Mike Klonsky says Rahm is on an apology tour. But he is not apologizing for closing 50 schools.

 

Rahm appointed charter cheerleader to the Chicago school board, and more charters are on the way.

 

“The Guzman appointment and Rahm’s commitment to wild charter school expansion may seem puzzling to anyone looking at the underutilization list. The list contains dozens of supposedly underutilized high schools appearing side-by-side with underutilized charter schools.

 

“Among those on the list are several from the Noble Charter Network. That’s the group that was pushed back in its attempt to invade the north side recently.
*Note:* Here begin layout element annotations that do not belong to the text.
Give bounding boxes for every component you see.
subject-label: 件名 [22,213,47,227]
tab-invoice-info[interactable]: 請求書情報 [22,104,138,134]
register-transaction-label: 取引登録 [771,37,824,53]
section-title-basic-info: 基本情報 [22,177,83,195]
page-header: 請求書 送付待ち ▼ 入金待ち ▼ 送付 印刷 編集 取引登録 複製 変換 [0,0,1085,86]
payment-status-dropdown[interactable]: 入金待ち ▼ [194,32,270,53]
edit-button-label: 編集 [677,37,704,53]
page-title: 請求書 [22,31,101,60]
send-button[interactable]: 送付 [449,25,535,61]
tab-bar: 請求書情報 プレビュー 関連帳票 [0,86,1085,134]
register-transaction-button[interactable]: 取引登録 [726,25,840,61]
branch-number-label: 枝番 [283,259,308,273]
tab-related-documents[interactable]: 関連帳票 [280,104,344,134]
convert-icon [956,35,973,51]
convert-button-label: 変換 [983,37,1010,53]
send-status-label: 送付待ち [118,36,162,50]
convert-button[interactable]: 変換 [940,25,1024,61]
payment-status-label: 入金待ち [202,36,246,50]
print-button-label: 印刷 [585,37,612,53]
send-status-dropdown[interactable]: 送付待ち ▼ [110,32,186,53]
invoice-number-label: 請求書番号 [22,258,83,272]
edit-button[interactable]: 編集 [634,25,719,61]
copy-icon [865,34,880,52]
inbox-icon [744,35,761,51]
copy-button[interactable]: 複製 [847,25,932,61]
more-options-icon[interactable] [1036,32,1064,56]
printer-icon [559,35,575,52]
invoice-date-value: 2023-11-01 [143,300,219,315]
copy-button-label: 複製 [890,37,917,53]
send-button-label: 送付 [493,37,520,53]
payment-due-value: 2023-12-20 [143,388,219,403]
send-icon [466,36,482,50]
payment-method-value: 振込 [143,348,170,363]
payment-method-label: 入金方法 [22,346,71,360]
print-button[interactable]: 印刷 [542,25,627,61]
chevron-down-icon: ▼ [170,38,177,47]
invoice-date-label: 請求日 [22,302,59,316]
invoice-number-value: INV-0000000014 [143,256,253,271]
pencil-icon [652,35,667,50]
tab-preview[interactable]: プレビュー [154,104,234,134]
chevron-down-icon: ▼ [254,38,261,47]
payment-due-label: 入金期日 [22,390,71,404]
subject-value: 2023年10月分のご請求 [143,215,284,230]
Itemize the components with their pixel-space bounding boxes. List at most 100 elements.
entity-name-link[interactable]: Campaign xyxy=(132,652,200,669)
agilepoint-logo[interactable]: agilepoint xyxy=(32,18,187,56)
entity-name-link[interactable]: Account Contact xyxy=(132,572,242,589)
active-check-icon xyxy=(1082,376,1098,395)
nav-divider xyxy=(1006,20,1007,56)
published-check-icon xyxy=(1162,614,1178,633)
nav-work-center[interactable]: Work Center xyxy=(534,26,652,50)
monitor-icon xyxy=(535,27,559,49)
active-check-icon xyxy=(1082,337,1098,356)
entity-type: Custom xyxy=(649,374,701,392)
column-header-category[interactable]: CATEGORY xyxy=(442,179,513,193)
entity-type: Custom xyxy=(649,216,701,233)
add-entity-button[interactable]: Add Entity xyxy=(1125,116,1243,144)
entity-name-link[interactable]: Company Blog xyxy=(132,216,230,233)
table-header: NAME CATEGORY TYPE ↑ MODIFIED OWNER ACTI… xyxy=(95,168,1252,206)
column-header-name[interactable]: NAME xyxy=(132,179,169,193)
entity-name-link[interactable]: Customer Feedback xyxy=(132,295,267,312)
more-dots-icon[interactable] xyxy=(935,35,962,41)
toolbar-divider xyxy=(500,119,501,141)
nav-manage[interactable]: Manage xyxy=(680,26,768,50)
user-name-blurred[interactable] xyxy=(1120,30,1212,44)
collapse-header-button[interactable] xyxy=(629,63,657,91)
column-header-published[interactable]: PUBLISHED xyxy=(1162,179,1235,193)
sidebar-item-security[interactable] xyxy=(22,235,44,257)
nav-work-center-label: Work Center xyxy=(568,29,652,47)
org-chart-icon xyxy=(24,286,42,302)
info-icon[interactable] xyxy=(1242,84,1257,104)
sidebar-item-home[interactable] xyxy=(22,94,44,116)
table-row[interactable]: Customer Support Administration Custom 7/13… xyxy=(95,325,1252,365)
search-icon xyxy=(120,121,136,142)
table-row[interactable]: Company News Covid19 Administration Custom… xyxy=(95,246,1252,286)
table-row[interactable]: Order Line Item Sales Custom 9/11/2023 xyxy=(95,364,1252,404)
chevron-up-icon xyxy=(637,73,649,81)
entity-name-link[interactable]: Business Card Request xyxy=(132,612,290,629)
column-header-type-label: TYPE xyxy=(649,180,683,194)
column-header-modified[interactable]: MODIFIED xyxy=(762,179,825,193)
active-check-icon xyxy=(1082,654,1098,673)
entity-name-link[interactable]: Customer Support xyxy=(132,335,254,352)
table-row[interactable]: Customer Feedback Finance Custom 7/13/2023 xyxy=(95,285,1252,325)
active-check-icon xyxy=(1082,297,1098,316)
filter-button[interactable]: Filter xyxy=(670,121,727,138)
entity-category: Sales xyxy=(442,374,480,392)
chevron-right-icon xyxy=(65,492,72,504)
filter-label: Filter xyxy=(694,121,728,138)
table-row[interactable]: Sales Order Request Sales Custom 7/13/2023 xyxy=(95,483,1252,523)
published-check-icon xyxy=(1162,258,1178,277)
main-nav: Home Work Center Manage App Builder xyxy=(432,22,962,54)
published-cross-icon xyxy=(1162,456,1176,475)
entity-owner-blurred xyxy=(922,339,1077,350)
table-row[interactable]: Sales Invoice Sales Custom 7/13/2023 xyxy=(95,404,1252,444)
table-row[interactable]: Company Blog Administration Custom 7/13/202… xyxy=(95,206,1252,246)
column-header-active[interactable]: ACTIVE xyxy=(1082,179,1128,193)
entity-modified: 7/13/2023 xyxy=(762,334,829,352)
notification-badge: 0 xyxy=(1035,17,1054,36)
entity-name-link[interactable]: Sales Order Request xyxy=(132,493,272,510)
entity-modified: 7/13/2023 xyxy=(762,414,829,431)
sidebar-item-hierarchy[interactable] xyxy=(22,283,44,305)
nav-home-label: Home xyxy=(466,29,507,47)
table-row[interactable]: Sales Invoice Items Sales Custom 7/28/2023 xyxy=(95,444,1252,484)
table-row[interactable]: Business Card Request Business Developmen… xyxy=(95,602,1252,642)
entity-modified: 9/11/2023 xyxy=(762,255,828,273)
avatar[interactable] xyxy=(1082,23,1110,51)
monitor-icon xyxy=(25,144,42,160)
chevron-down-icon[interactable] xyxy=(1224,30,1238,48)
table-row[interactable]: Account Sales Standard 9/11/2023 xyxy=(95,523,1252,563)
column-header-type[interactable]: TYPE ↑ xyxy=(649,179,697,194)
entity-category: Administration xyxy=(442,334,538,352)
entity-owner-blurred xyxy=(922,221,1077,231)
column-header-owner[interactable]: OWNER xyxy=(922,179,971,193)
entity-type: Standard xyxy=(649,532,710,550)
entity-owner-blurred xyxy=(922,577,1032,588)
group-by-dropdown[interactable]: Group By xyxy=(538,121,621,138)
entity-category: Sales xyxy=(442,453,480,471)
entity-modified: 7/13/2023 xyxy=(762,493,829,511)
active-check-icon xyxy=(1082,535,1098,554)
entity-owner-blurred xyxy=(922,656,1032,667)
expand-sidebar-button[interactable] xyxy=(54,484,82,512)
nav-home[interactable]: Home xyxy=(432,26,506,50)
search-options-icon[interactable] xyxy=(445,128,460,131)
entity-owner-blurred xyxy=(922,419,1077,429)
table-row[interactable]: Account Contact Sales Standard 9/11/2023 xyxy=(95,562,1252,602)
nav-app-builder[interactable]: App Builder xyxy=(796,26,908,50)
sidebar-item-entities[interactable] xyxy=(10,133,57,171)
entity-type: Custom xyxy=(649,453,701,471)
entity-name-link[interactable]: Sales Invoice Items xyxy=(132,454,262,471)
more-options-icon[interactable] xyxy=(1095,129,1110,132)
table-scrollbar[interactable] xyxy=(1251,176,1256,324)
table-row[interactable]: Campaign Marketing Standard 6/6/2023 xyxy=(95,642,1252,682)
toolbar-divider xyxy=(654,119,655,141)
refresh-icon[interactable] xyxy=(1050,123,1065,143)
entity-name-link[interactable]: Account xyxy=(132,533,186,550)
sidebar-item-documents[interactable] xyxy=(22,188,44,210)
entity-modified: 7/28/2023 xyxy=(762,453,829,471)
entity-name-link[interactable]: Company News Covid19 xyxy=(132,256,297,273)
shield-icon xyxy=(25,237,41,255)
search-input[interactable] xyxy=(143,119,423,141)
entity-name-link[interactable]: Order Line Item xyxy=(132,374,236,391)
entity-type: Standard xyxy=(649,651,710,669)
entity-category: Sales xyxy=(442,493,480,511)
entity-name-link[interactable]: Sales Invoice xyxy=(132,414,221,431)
They just opened a new charter high school directly across the street from Prosser, even while many of their existing schools are stilling partially empty. Now Prosser is completely surrounded by competing charter schools.

 

“Among the many other charters on the list, are highly-touted Urban Prep, three Perspectives charters. and three KIPP charter schools.

 

“Isn’t it clear by now that CPS has to be taken out from under the control of City Hall?”